As community spread continues to rise, it’s highly recommended to practice “social distancing” even if you feel healthy. “The challenge with this virus is twofold,” says Hims & Hers’ Chief Medical Officer Pat Carroll. “It spreads fairly quickly and studies show that for at least five days you can be asymptomatic and still spread the virus without actually being aware that you’ve contracted it. When you distance yourself from people, your risk of contracting it is lower.” If community spread slows, healthcare workers will be able to devote more time and resources to the patients who need it most.

2. Do not buy or seek out medical masks

Hospitals and healthcare clinics are running dangerously low on N95 masks, a specific type of respirator that, when properly-fitted, filters out about 95 percent of airborne particles. This protective gear is essential for healthcare professionals to safely treat sick patients. Without masks, they are at high risk of contracting the virus and becoming patients themselves.

3. If you think you might have COVID-19, do not show up to a healthcare facility without calling first

“If you have a cough and a fever and you’re not experiencing shortness of breath, you’re probably going to recover from the virus and the last thing you should do is show up to a healthcare facility with symptoms that are indicative of COVID-19,” says Carroll. “In doing so, you risk spreading it to anyone you come in contact with when there’s nothing they can do in terms of treatment at that facility.”

If your symptoms are manageable and you are not part of the demographic that is most at risk (older adults and those with serious chronic medical conditions like heart disease, diabetes, and lung disease) call your doctor, keep them informed about the progression of your illness, and self-quarantine for 14 days.

The CDC lists the following as symptoms for which you should seek immediate medical attention: difficulty breathing or shortness of breath, persistent pain or pressure in the chest, new confusion or inability to arouse, and bluish lips or face.

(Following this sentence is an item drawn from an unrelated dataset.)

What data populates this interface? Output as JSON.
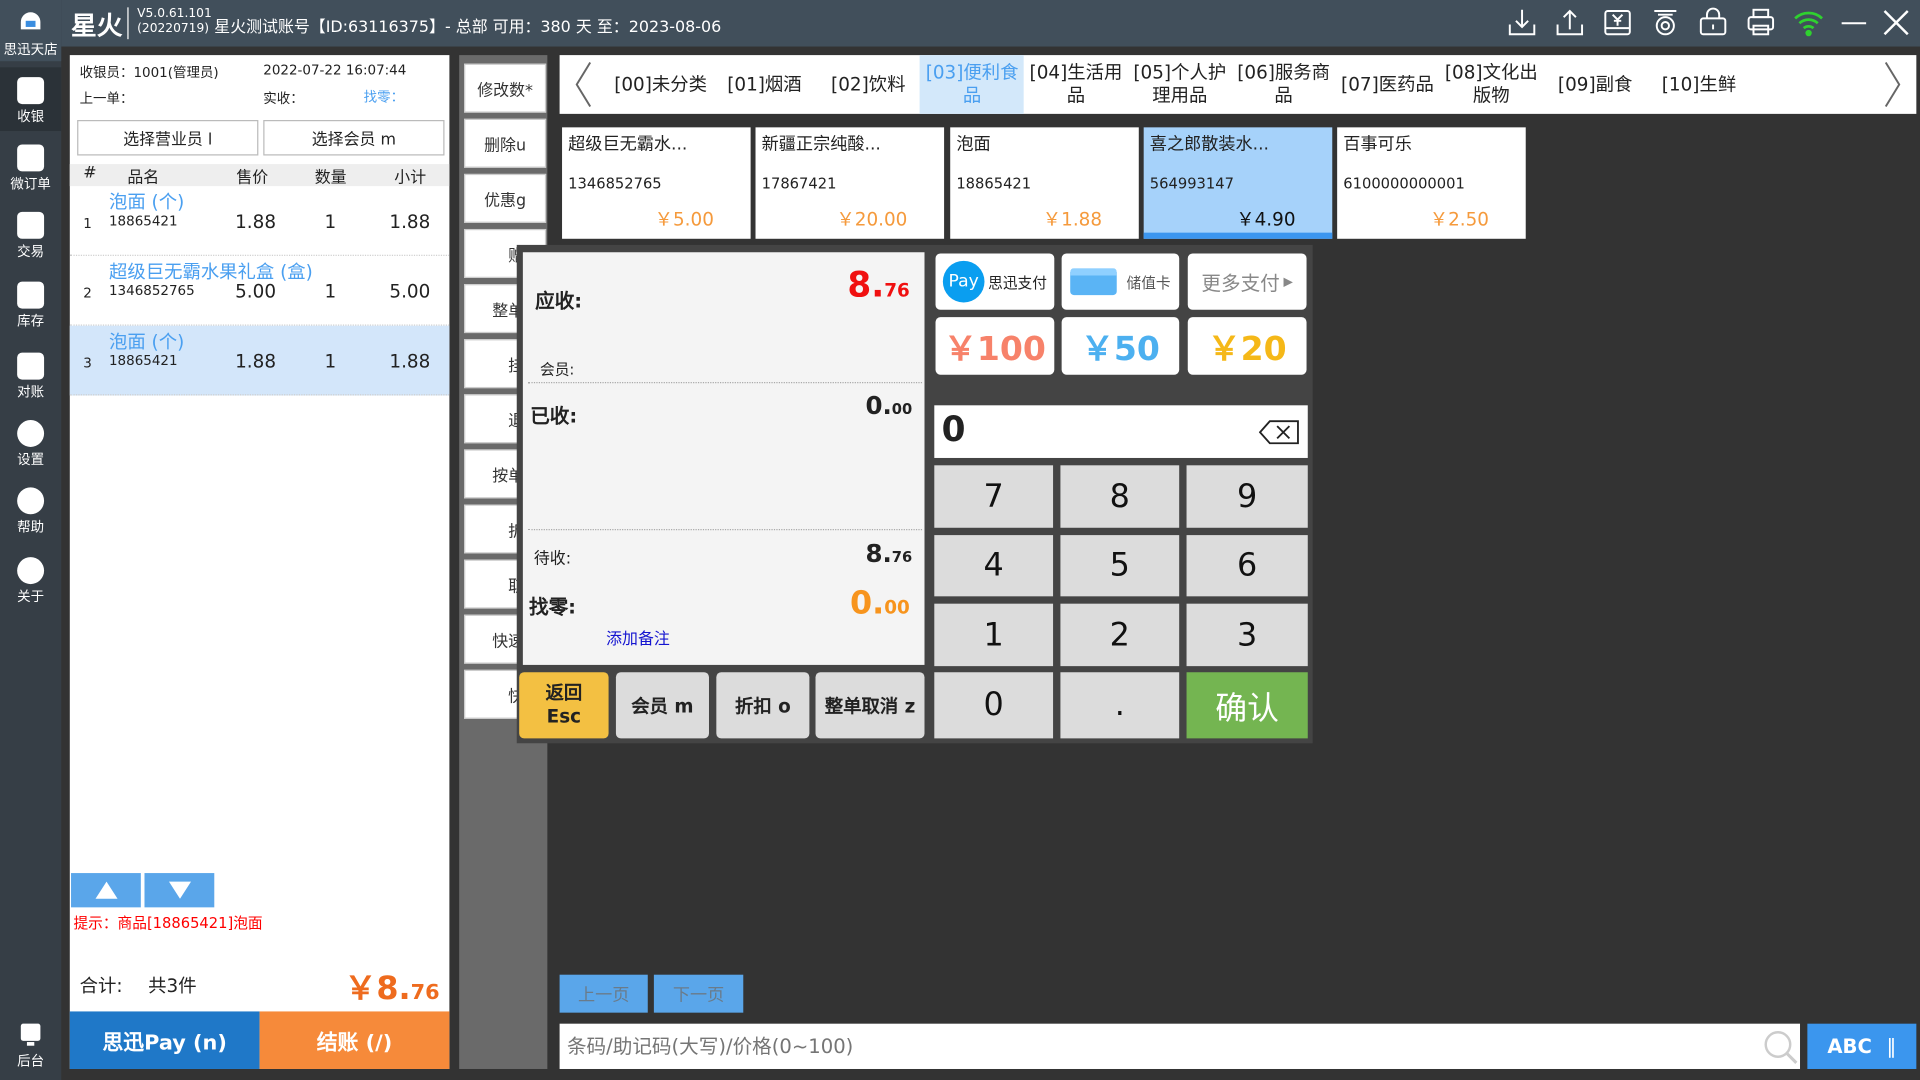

For more information on what to do if you are experiencing COVID-19 symptoms, follow the guidelines spelled out by the CDC here.

4. Reach out to the healthcare workers in your life and ask if they need child care assistance

With many schools temporarily closed, medical professionals with children are faced with an impossible situation. If you have the time, flexibility, and resources, consider offering to look after the children of any healthcare workers in your life. It’s extremely important to only do this if you are not experiencing any symptoms and you have not recently returned from a high-risk area or had recent exposure. Providing help with child care will ensure medical professionals can do the essential work of caring for those with potentially life-threatening cases of COVID-19.

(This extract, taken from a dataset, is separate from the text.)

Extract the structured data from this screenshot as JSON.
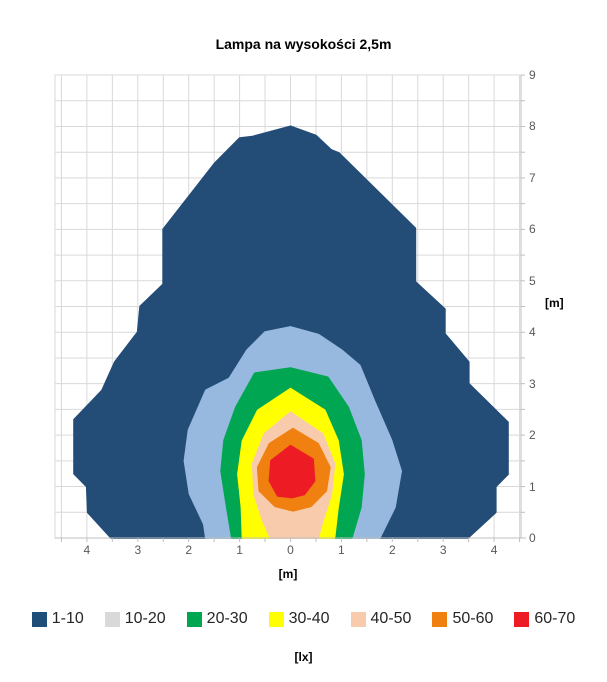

Even if you can’t help with childcare, make sure to send a message of encouragement to the healthcare workers in your life. They will need all the support they can get in the coming weeks and months, so make it clear you’re available if they need to talk to someone.

5. Consider donating to an organization that provides support to medical professionals

Organizations like Direct Relief and Project Hope are coordinating with public health authorities, nonprofit organizations, and businesses in both China and the U.S. to provide personal protective equipment and other essential items to healthcare workers responding to COVID-19. Consider making a monetary donation to help healthcare workers stay safe and continue doing what they do best.

This article is for informational purposes only and does not constitute medical advice. The information contained herein is not a substitute for and should never be relied upon for professional medical advice. Always talk to your doctor about the risks and benefits of any treatment.